Overview of "No Clear, Direct Evidence for Multiple Protoplanets Orbiting LkCa 15: LkCa 15 bcd are Likely Inner Disk Signals"

This study critically examines the evidence for the existence of multiple protoplanets, specifically LkCa 15 bcd, around the young star LkCa 15, a well-known T Tauri star. Utilizing advanced observational techniques, the authors provide a comprehensive analysis that questions prior claims of detecting multiple protoplanets.

Scientific Context

LkCa 15 functions as a valuable subject in the study of planet formation due to its young age and the presence of a substantial protoplanetary disk. Historically, this system was purported to host multiple jovian protoplanets within its circumstellar disk, detected using sparse aperture-masking (SAM) interferometry and H$_{\alpha}$ differential imaging. These findings, if substantiated, would provide unprecedented direct evidence of planet formation in situ.

Methodology

The researchers employed the Subaru Coronagraphic Extreme Adaptive Optics (SCExAO) system, coupled with the Coronagraphic High Angular Resolution Imaging Spectrograph (CHARIS), to obtain new near-infrared direct imaging and spectroscopy data. Additionally, thermal infrared imaging was performed across multiple epochs using the Keck/NIRC2 instrument. These observations aimed to validate or refute previous claims of planet detection by directly observing the purported protoplanets in the same regions and wavelengths identified by earlier studies.

Key Findings

1. Absence of Protoplanetary Signals: The comprehensive analysis revealed no direct image of the claimed protoplanets. Instead, the data showed extended emission consistent with a dust disk within the same regions where the protoplanets LkCa 15 bcd were previously reported.
2. Misinterpretation of Disk Emission: The authors argue convincingly that prior detections attributed to protoplanets are likely misinterpreted signals originating from the inner disk. The spatial and brightness characteristics observed in the new data are inconsistent with distinct, orbiting bodies.
3. Static Nature of Signals: Further baseline comparisons using data from 2009 to 2017 showed no significant orbital motion of the signals claimed to be planets, strengthening the argument that these signals stem from static circumstellar structures, such as a dust disk.

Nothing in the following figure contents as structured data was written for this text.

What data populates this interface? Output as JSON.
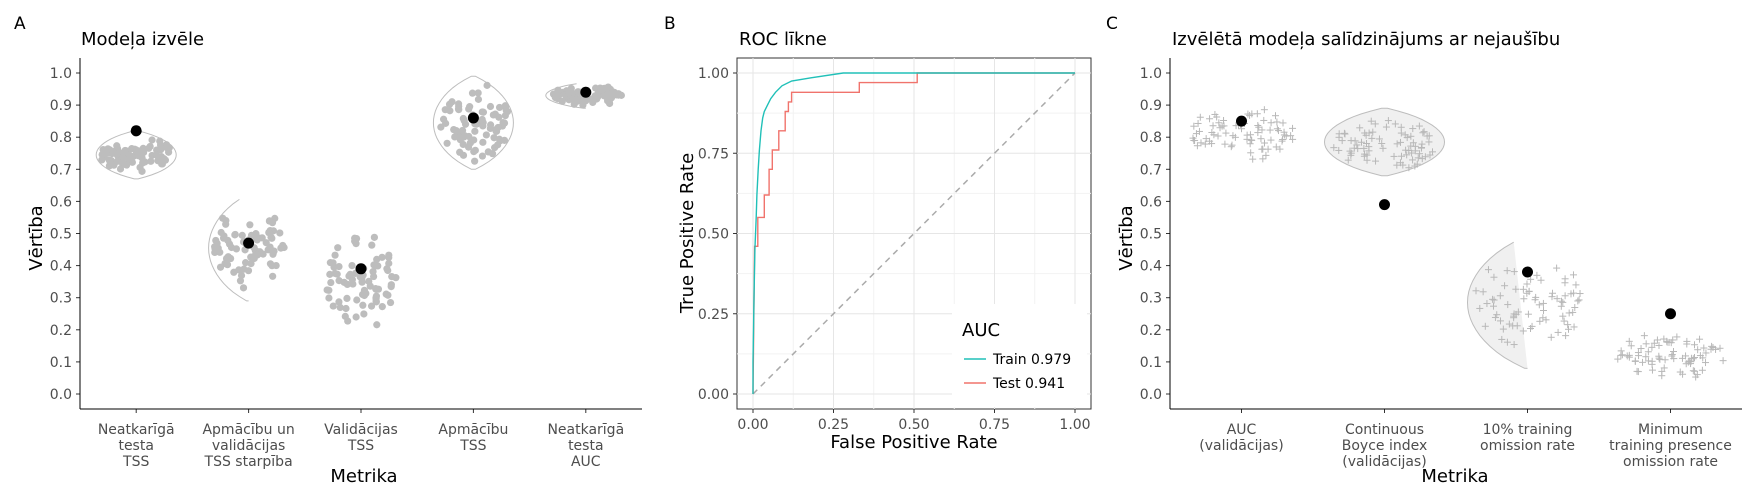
{
  "chart_data": [
    {
      "panel": "A",
      "type": "violin",
      "title": "Modeļa izvēle",
      "xlabel": "Metrika",
      "ylabel": "Vērtība",
      "ylim": [
        0,
        1.0
      ],
      "yticks": [
        "0.0",
        "0.1",
        "0.2",
        "0.3",
        "0.4",
        "0.5",
        "0.6",
        "0.7",
        "0.8",
        "0.9",
        "1.0"
      ],
      "categories": [
        [
          "Neatkarīgā",
          "testa",
          "TSS"
        ],
        [
          "Apmācību un",
          "validācijas",
          "TSS starpība"
        ],
        [
          "Validācijas",
          "TSS"
        ],
        [
          "Apmācību",
          "TSS"
        ],
        [
          "Neatkarīgā",
          "testa",
          "AUC"
        ]
      ],
      "distribution_ranges": [
        [
          0.67,
          0.82
        ],
        [
          0.29,
          0.62
        ],
        [
          0.15,
          0.53
        ],
        [
          0.7,
          0.99
        ],
        [
          0.89,
          0.97
        ]
      ],
      "selected_values": [
        0.82,
        0.47,
        0.39,
        0.86,
        0.94
      ],
      "point_style": "dots",
      "points_per_group": 80
    },
    {
      "panel": "B",
      "type": "line",
      "title": "ROC līkne",
      "xlabel": "False Positive Rate",
      "ylabel": "True Positive Rate",
      "xlim": [
        0,
        1
      ],
      "ylim": [
        0,
        1
      ],
      "xticks": [
        "0.00",
        "0.25",
        "0.50",
        "0.75",
        "1.00"
      ],
      "yticks": [
        "0.00",
        "0.25",
        "0.50",
        "0.75",
        "1.00"
      ],
      "grid": true,
      "legend": {
        "title": "AUC",
        "position": "bottom-right"
      },
      "series": [
        {
          "name": "Train 0.979",
          "color": "#20c0b8",
          "points": [
            [
              0,
              0
            ],
            [
              0,
              0.1
            ],
            [
              0.003,
              0.3
            ],
            [
              0.006,
              0.45
            ],
            [
              0.01,
              0.55
            ],
            [
              0.012,
              0.62
            ],
            [
              0.016,
              0.7
            ],
            [
              0.02,
              0.76
            ],
            [
              0.025,
              0.82
            ],
            [
              0.03,
              0.86
            ],
            [
              0.035,
              0.88
            ],
            [
              0.045,
              0.9
            ],
            [
              0.055,
              0.92
            ],
            [
              0.07,
              0.94
            ],
            [
              0.09,
              0.96
            ],
            [
              0.12,
              0.975
            ],
            [
              0.18,
              0.985
            ],
            [
              0.28,
              1.0
            ],
            [
              1,
              1.0
            ]
          ]
        },
        {
          "name": "Test 0.941",
          "color": "#f0736c",
          "points": [
            [
              0,
              0
            ],
            [
              0.005,
              0.46
            ],
            [
              0.015,
              0.46
            ],
            [
              0.015,
              0.55
            ],
            [
              0.035,
              0.55
            ],
            [
              0.035,
              0.62
            ],
            [
              0.05,
              0.62
            ],
            [
              0.05,
              0.7
            ],
            [
              0.06,
              0.7
            ],
            [
              0.06,
              0.76
            ],
            [
              0.08,
              0.76
            ],
            [
              0.08,
              0.82
            ],
            [
              0.1,
              0.82
            ],
            [
              0.1,
              0.88
            ],
            [
              0.11,
              0.88
            ],
            [
              0.11,
              0.91
            ],
            [
              0.12,
              0.91
            ],
            [
              0.12,
              0.94
            ],
            [
              0.33,
              0.94
            ],
            [
              0.33,
              0.97
            ],
            [
              0.51,
              0.97
            ],
            [
              0.51,
              1.0
            ],
            [
              1,
              1.0
            ]
          ]
        },
        {
          "name": "",
          "color": "#aaaaaa",
          "dashed": true,
          "points": [
            [
              0,
              0
            ],
            [
              1,
              1
            ]
          ]
        }
      ]
    },
    {
      "panel": "C",
      "type": "violin",
      "title": "Izvēlētā modeļa salīdzinājums ar nejaušību",
      "xlabel": "Metrika",
      "ylabel": "Vērtība",
      "ylim": [
        0,
        1.0
      ],
      "yticks": [
        "0.0",
        "0.1",
        "0.2",
        "0.3",
        "0.4",
        "0.5",
        "0.6",
        "0.7",
        "0.8",
        "0.9",
        "1.0"
      ],
      "categories": [
        [
          "AUC",
          "(validācijas)"
        ],
        [
          "Continuous",
          "Boyce index",
          "(validācijas)"
        ],
        [
          "10% training",
          "omission rate"
        ],
        [
          "Minimum",
          "training presence",
          "omission rate"
        ]
      ],
      "distribution_ranges": [
        [
          0.71,
          0.91
        ],
        [
          0.68,
          0.89
        ],
        [
          0.08,
          0.49
        ],
        [
          0.01,
          0.22
        ]
      ],
      "selected_values": [
        0.85,
        0.59,
        0.38,
        0.25
      ],
      "point_style": "cross",
      "points_per_group": 80
    }
  ],
  "panel_labels": [
    "A",
    "B",
    "C"
  ]
}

Theoretical and Practical Implications

The work suggests recalibrating approaches to identifying and characterizing young protoplanets within complex disk environments. By highlighting the limitations and potential misreadings of SAM interferometry in the presence of intricate disk emission, it informs future observational strategies, advocating for the necessity of meticulous modeling of disk structures to distinguish them from planetary signals.

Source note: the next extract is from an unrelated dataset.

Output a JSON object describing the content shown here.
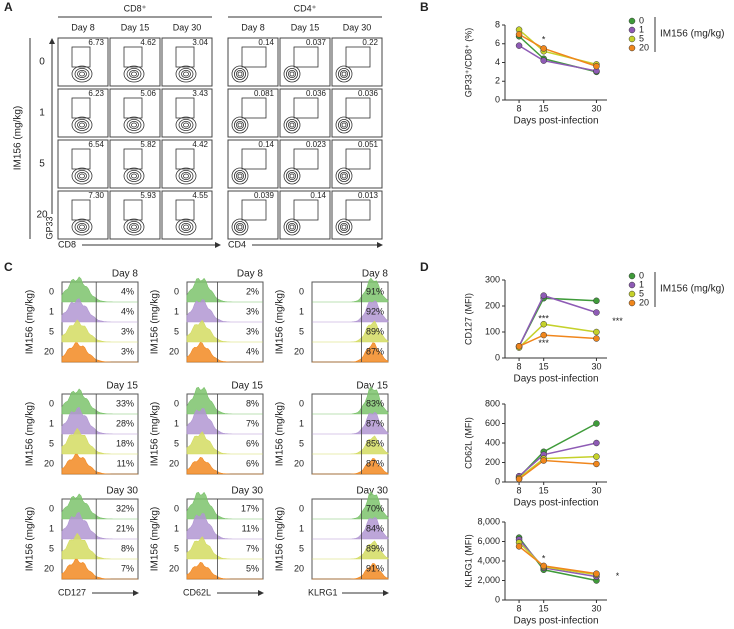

The authors also propose that while direct evidence for LkCa 15 bcd is lacking, the system may still host unseen jovian companions, potentially detectable with upcoming large telescopes such as the Thirty Meter Telescope (TMT), provided that the disk's influence is precisely accounted for and mitigated.

Future Directions

This study reinforces the importance of cautious interpretation in direct imaging studies, urging a detailed accounting of disk emissions coupled with multi-wavelength, multi-epoch observations to confidently identify planetary companions. Such approaches can further elucidate the processes governing planet formation and evolution in young stellar systems. As high-resolution instrumentation and observational techniques evolve, the prospects for unequivocal protoplanet detection will improve, offering deeper insights into these formative astrophysical environments.